14.bölüm.

408 187 79
                                    

"Çok ileri gidiyorsun,o senin malın filan değil bir yalnış yaptı diye insan aç bırakılmaz!!"

Sonunu özellikle Jin hocanın gözünün içine bakarak ve sert bir şekilde söylemişti.

Dediklerine karşılık Jin hocanın dudağının kenarı kibirli bir şekilde yukarı kıvrıldı.Onun böyle bir yanını ilk defa görüyordum.  Oturduğu sandalyeyi hızlı birşekilde iterek ayağa kalktığı zaman.

Sandalyenin zemine çarpınca çıkardığı sese yemekhanedeki herkesin dikkati Jae wook ve Jin hocanın üzerinde yoğunlaşmıştı çoktan, kimi sadece izliyor kimiside kendi arasında pıçıldıyordu.

Onlara doğru baktığımdaysa ikisi bir birinin gözünün içine dikkatle bakıyordu. Hiç birinin pes etmeğe niyeti yoktu görünüşe göre ama kimin ilk hamleyi yapacağını tahmin etmek zordu. Bir kaç saniye  sessizliğin ardından Jin bir iki adım atarak aralarındaki mesafeyi en aza indirdi ve sağ elini kaldırıp işaret parmağıyla Jae wookun omzuna bir kaç defa vurdu.Galiba sert vuruyordu çünkü her hareket edişinde karşı taraf sarsılıyordu.

"İşlerime bir daha burnunu sokarsan senin için hiç iyi olmaz!!!!!"
Jae wook tek kelime bile edememişti.

Kesin bir dille uyardıktan sonra onun yanından geçip benim önümde durdu işte şimdi sıra bendeydi ,ölüm fermanım acaba nerede.

"Beni takip et!!"

Derin bir şekilde yutkunup korkakca kafamı aşağı yukarı salladım, o yanımdan geçip giderken.

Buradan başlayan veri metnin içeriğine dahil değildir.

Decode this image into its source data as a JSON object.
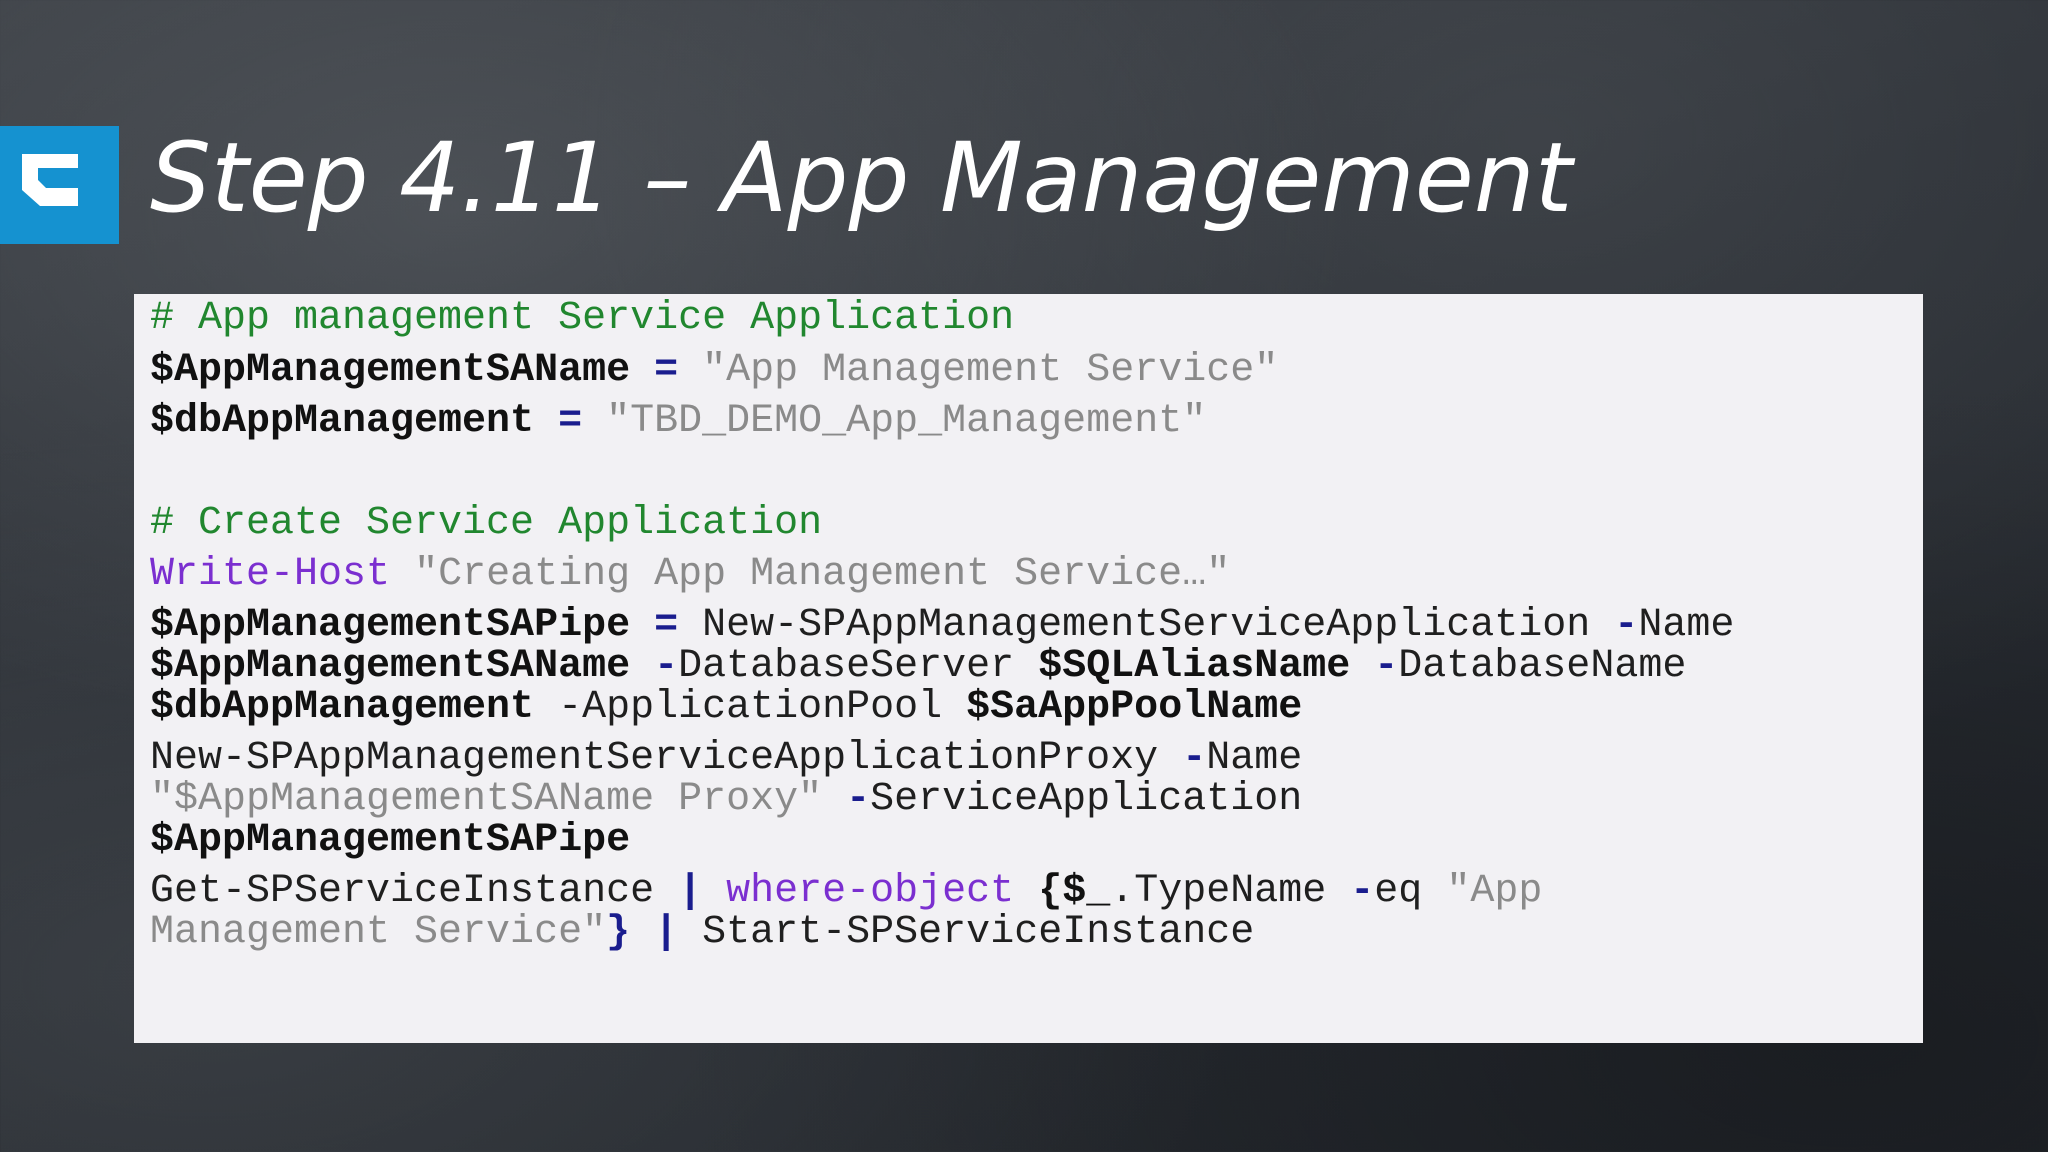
{
  "slide": {
    "title": "Step 4.11 – App Management",
    "logo_icon": "brand-logo-icon",
    "colors": {
      "logo": "#1592d0",
      "comment": "#21872f",
      "keyword": "#7b2fd0",
      "operator": "#1a1d8e",
      "string": "#8a8a8a",
      "panel": "#f2f1f4"
    }
  },
  "code": {
    "l1": {
      "comment": "# App management Service Application"
    },
    "l2": {
      "var": "$AppManagementSAName",
      "op": "=",
      "str": "\"App Management Service\""
    },
    "l3": {
      "var": "$dbAppManagement",
      "op": "=",
      "str": "\"TBD_DEMO_App_Management\""
    },
    "l4": {
      "comment": "# Create Service Application"
    },
    "l5": {
      "kw": "Write-Host",
      "str": "\"Creating App Management Service…\""
    },
    "l6": {
      "var": "$AppManagementSAPipe",
      "op": "=",
      "cmd": "New-SPAppManagementServiceApplication",
      "dash": "-",
      "param": "Name"
    },
    "l7": {
      "var": "$AppManagementSAName",
      "dash": "-",
      "param": "DatabaseServer",
      "var2": "$SQLAliasName",
      "dash2": "-",
      "param2": "DatabaseName"
    },
    "l8": {
      "var": "$dbAppManagement",
      "param": "-ApplicationPool",
      "var2": "$SaAppPoolName"
    },
    "l9": {
      "cmd": "New-SPAppManagementServiceApplicationProxy",
      "dash": "-",
      "param": "Name"
    },
    "l10": {
      "str": "\"$AppManagementSAName Proxy\"",
      "dash": "-",
      "param": "ServiceApplication"
    },
    "l11": {
      "var": "$AppManagementSAPipe"
    },
    "l12": {
      "cmd": "Get-SPServiceInstance",
      "pipe": "|",
      "kw": "where-object",
      "brace": "{$_",
      "prop": ".TypeName",
      "dash": "-",
      "param": "eq",
      "str": "\"App"
    },
    "l13": {
      "str": "Management Service\"",
      "brace": "}",
      "pipe": "|",
      "cmd": "Start-SPServiceInstance"
    }
  }
}
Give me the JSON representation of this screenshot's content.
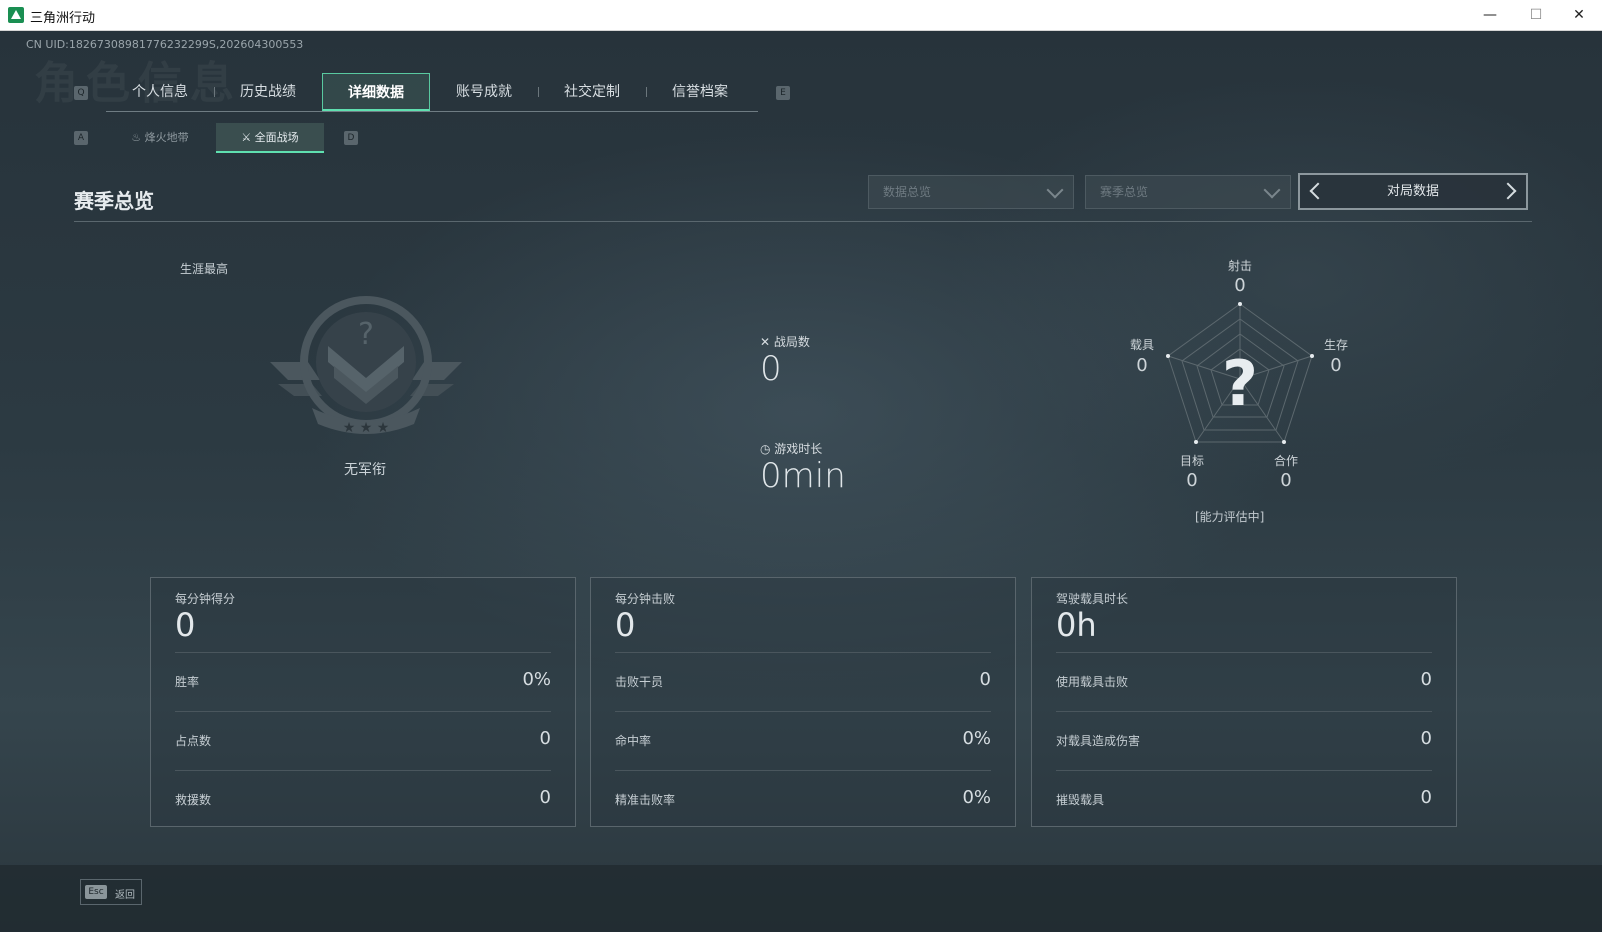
{
  "window": {
    "title": "三角洲行动",
    "minimize": "—",
    "maximize": "☐",
    "close": "✕"
  },
  "uid_text": "CN UID:18267308981776232299S,202604300553",
  "watermark": "角色信息",
  "keys": {
    "q": "Q",
    "e": "E",
    "a": "A",
    "d": "D"
  },
  "tabs": [
    {
      "label": "个人信息"
    },
    {
      "label": "历史战绩"
    },
    {
      "label": "详细数据",
      "active": true
    },
    {
      "label": "账号成就"
    },
    {
      "label": "社交定制"
    },
    {
      "label": "信誉档案"
    }
  ],
  "subtabs": [
    {
      "label": "烽火地带"
    },
    {
      "label": "全面战场",
      "active": true
    }
  ],
  "section": {
    "title": "赛季总览",
    "dropdown1": "数据总览",
    "dropdown2": "赛季总览",
    "pager_label": "对局数据"
  },
  "career": {
    "label": "生涯最高",
    "rank_name": "无军衔"
  },
  "mid_stats": {
    "matches_label": "战局数",
    "matches_value": "0",
    "playtime_label": "游戏时长",
    "playtime_value": "0min"
  },
  "radar": {
    "labels": {
      "top": "射击",
      "right": "生存",
      "bottom_right": "合作",
      "bottom_left": "目标",
      "left": "载具"
    },
    "values": {
      "top": "0",
      "right": "0",
      "bottom_right": "0",
      "bottom_left": "0",
      "left": "0"
    },
    "center_mark": "?",
    "note": "[能力评估中]"
  },
  "panels": [
    {
      "title": "每分钟得分",
      "value": "0",
      "rows": [
        {
          "label": "胜率",
          "value": "0%"
        },
        {
          "label": "占点数",
          "value": "0"
        },
        {
          "label": "救援数",
          "value": "0"
        }
      ]
    },
    {
      "title": "每分钟击败",
      "value": "0",
      "rows": [
        {
          "label": "击败干员",
          "value": "0"
        },
        {
          "label": "命中率",
          "value": "0%"
        },
        {
          "label": "精准击败率",
          "value": "0%"
        }
      ]
    },
    {
      "title": "驾驶载具时长",
      "value": "0h",
      "rows": [
        {
          "label": "使用载具击败",
          "value": "0"
        },
        {
          "label": "对载具造成伤害",
          "value": "0"
        },
        {
          "label": "摧毁载具",
          "value": "0"
        }
      ]
    }
  ],
  "bottom": {
    "esc_key": "Esc",
    "esc_label": "返回"
  },
  "colors": {
    "accent": "#5fe0b0",
    "bg": "#27333b"
  }
}
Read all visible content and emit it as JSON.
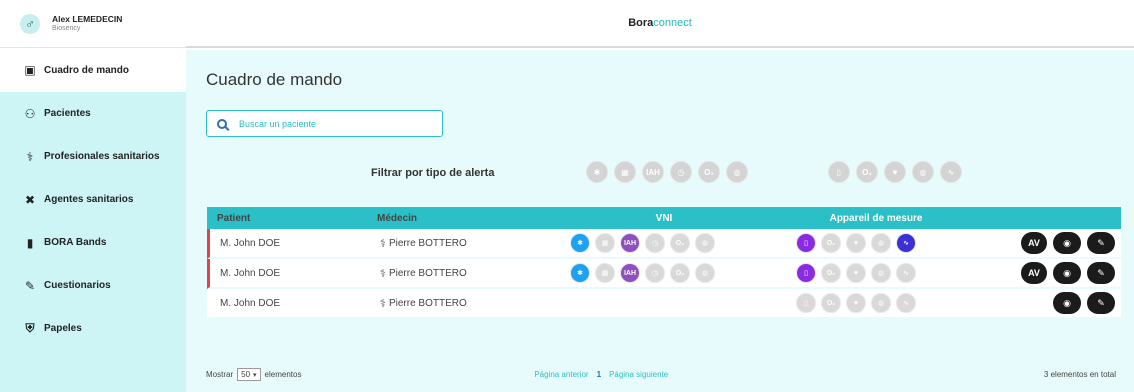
{
  "user": {
    "name": "Alex LEMEDECIN",
    "org": "Biosency",
    "avatar_symbol": "♂"
  },
  "sidebar": {
    "items": [
      {
        "label": "Cuadro de mando",
        "icon": "calendar-icon",
        "glyph": "▣"
      },
      {
        "label": "Pacientes",
        "icon": "user-icon",
        "glyph": "⚇"
      },
      {
        "label": "Profesionales sanitarios",
        "icon": "stethoscope-icon",
        "glyph": "⚕"
      },
      {
        "label": "Agentes sanitarios",
        "icon": "tools-icon",
        "glyph": "✖"
      },
      {
        "label": "BORA Bands",
        "icon": "band-icon",
        "glyph": "▮"
      },
      {
        "label": "Cuestionarios",
        "icon": "form-icon",
        "glyph": "✎"
      },
      {
        "label": "Papeles",
        "icon": "shield-icon",
        "glyph": "⛨"
      }
    ]
  },
  "header": {
    "brand_bold": "Bora",
    "brand_light": "connect"
  },
  "main": {
    "title": "Cuadro de mando",
    "search_placeholder": "Buscar un paciente",
    "filter_label": "Filtrar por tipo de alerta",
    "filter_vni_chips": [
      "✱",
      "▦",
      "IAH",
      "◷",
      "O₂",
      "◍"
    ],
    "filter_app_chips": [
      "▯",
      "O₂",
      "♥",
      "◍",
      "∿"
    ]
  },
  "table": {
    "headers": {
      "patient": "Patient",
      "doctor": "Médecin",
      "vni": "VNI",
      "device": "Appareil de mesure"
    },
    "rows": [
      {
        "patient": "M. John DOE",
        "doctor": "Pierre BOTTERO",
        "vni": [
          "✱",
          "▦",
          "IAH",
          "◷",
          "O₂",
          "◍"
        ],
        "device": [
          "▯",
          "O₂",
          "♥",
          "◍",
          "∿"
        ],
        "av": "AV"
      },
      {
        "patient": "M. John DOE",
        "doctor": "Pierre BOTTERO",
        "vni": [
          "✱",
          "▦",
          "IAH",
          "◷",
          "O₂",
          "◍"
        ],
        "device": [
          "▯",
          "O₂",
          "♥",
          "◍",
          "∿"
        ],
        "av": "AV"
      },
      {
        "patient": "M. John DOE",
        "doctor": "Pierre BOTTERO",
        "device": [
          "▯",
          "O₂",
          "♥",
          "◍",
          "∿"
        ]
      }
    ]
  },
  "footer": {
    "show_label": "Mostrar",
    "page_size": "50",
    "elements_label": "elementos",
    "prev": "Página anterior",
    "current_page": "1",
    "next": "Página siguiente",
    "total": "3 elementos en total"
  },
  "colors": {
    "accent": "#2bbfc7",
    "sidebar_bg": "#cdf5f5",
    "alert_red": "#e0434c",
    "chip_blue": "#1da1f2",
    "chip_purple": "#8e4fbf",
    "chip_violet": "#8a2be2",
    "chip_indigo": "#3b2fd6"
  }
}
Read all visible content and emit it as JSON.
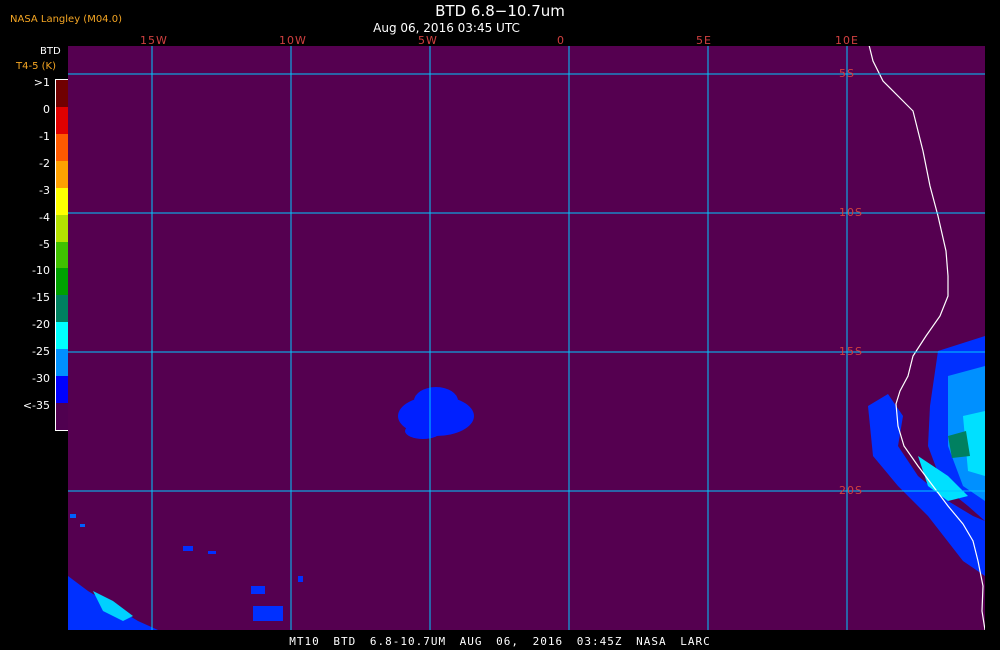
{
  "header": {
    "agency": "NASA Langley (M04.0)",
    "title": "BTD 6.8−10.7um",
    "subtitle": "Aug 06, 2016 03:45 UTC"
  },
  "legend": {
    "unit_line1": "BTD",
    "unit_line2": "T4-5 (K)",
    "labels": [
      ">1",
      "0",
      "-1",
      "-2",
      "-3",
      "-4",
      "-5",
      "-10",
      "-15",
      "-20",
      "-25",
      "-30",
      "<-35"
    ],
    "colors": [
      "#700000",
      "#e00000",
      "#ff5a00",
      "#ffa000",
      "#ffff00",
      "#b4e000",
      "#40c000",
      "#00a000",
      "#008060",
      "#00ffff",
      "#0090ff",
      "#0000ff",
      "#500050"
    ]
  },
  "map": {
    "background": "#550050",
    "grid_color": "#00c8ff",
    "longitude_labels": [
      "15W",
      "10W",
      "5W",
      "0",
      "5E",
      "10E"
    ],
    "latitude_labels": [
      "5S",
      "10S",
      "15S",
      "20S"
    ]
  },
  "footer": {
    "text": "MT10  BTD 6.8-10.7UM  AUG 06, 2016 03:45Z  NASA LARC"
  }
}
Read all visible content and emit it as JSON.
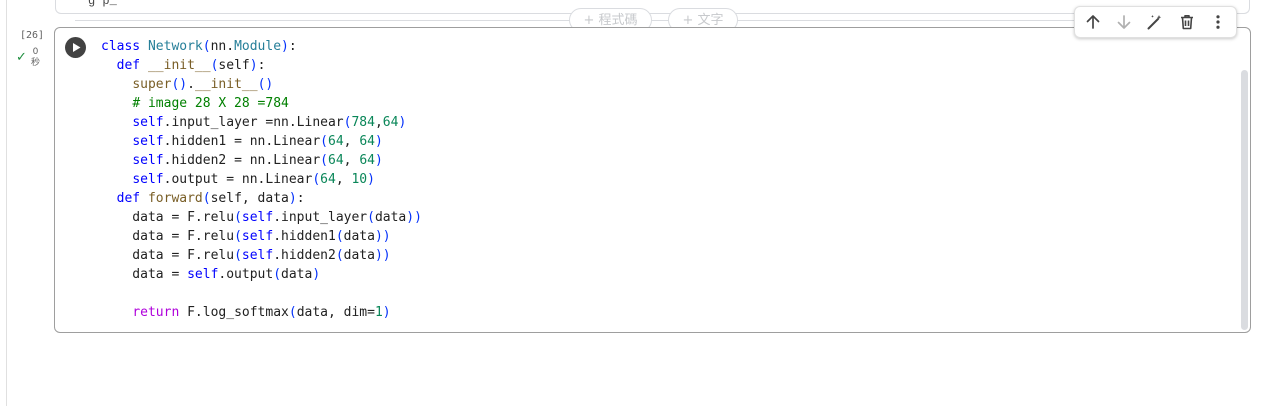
{
  "previous_cell": {
    "visible_text": "g            p_"
  },
  "insert_bar": {
    "add_code_label": "+ 程式碼",
    "add_text_label": "+ 文字"
  },
  "cell": {
    "execution_count": "[26]",
    "status": "✓",
    "duration_value": "0",
    "duration_unit": "秒"
  },
  "toolbar": {
    "items": [
      {
        "name": "move-up",
        "icon": "arrow-up-icon"
      },
      {
        "name": "move-down",
        "icon": "arrow-down-icon"
      },
      {
        "name": "edit",
        "icon": "magic-wand-icon"
      },
      {
        "name": "delete",
        "icon": "trash-icon"
      },
      {
        "name": "more",
        "icon": "more-vert-icon"
      }
    ]
  },
  "code_lines": [
    "class Network(nn.Module):",
    "  def __init__(self):",
    "    super().__init__()",
    "    # image 28 X 28 =784",
    "    self.input_layer =nn.Linear(784,64)",
    "    self.hidden1 = nn.Linear(64, 64)",
    "    self.hidden2 = nn.Linear(64, 64)",
    "    self.output = nn.Linear(64, 10)",
    "  def forward(self, data):",
    "    data = F.relu(self.input_layer(data))",
    "    data = F.relu(self.hidden1(data))",
    "    data = F.relu(self.hidden2(data))",
    "    data = self.output(data)",
    "",
    "    return F.log_softmax(data, dim=1)"
  ],
  "colors": {
    "keyword": "#0000ff",
    "return_keyword": "#af00db",
    "class_name": "#267f99",
    "function_name": "#795e26",
    "number": "#098658",
    "comment": "#008000",
    "bracket": "#0431fa",
    "success": "#1e8e3e"
  }
}
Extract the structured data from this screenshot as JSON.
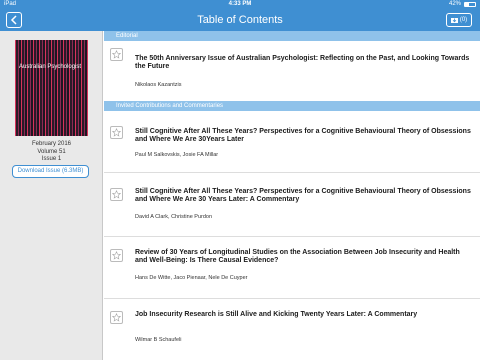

Alıpta vermeyi unuttuğum nefesimi sesli bir şekilde geri verdim.

Her halinde çok sinirli olduğu belliydi çünkü iki elinide yumruk yapmış, boynundaki damarlar belirginleşmişti.Şuan onu kızdırmanın anlamı olmadığını anlayıp addımlarımı hızlandırıp onun ardından yemekhaneden çıktım.

Ayaklarımı sürükleyerek arkasından yürüyordum başımı aşağı saldığım için ani hareketle durmasıyla kafam yapılı sırtına çarpmıştı.ondan ayrılıp elimi anlıma götürdüm.

"Kafamı yardın öküz adam,sırtında da taş var sanki bu ne be " o kadar sessiz bir şekilde konuşmuştum ki kendim bile zor duymuştum elim hâlâ alnımdaydı.

"Beni ona şikayet ederek cezadan kurtulacağını filan mı sanıyorsun?"diye arkası dönük bir şekilde konuşmuştu.
Sonra bana döndü biraz eğilerek boylarımızı eşitleyerek tek kaşını kaldırıp o kibirli gülüşünü dudaklarına yeniden yerleştirdiğinde,işte şimdi başıma ne kadar büyük bela aldığımı anlamıştım.

"Yalnız bir gün aç kalıp ve yemek haneyi temizleyicektin ama şimdi hafta sonuna kadar tuvaletleride sen temizleyeceksin!"o kadar ciddi söylemişti ki cevap bile vermeden sadece kafamı sallaya bilmiştim.

Yanımdan giderken onu boğmamak için kendimi zor tutuyordum kaba herif biraz anlayışlı olsa ölür sanki,şimdi napıcam hafta sonuna üç gün var ve bu binada yaklaşık elli tane tuvalet var..

"Off ne diye şikayetlenirsin ki sen kimsin.." kendi kendime söylenerek bodrum kata indim ve temizlik odasından tuvalet temizlemek için olan fırçalardan birde eldiven ve deterjan aldım.

Bir kovayada su doldurup üst kattaki tuvaletin önüne gelerek ilk önce kafamı içeri sokup içeride birinin olup olmadığına göz gezdirdim içeri sakindi büyük ihtimalle boştu bu iyiydi içeri girip ilk kabine girdim.Ellerime eldivenleri takıp temizlemeye başladım neyseki çokta kirli değildi.

Kabinin dışından ayak sesleri duyunca çıkmak istesemde   umursamayıp işime devam ettim hâlâ alışamamıştım erkeklernen aynı tuvalet kullanmaya,buraya geldiğimde beri her zaman gece yıkanıyorum tuvaletiyse çok az kullanmaya çalışırım genellikle.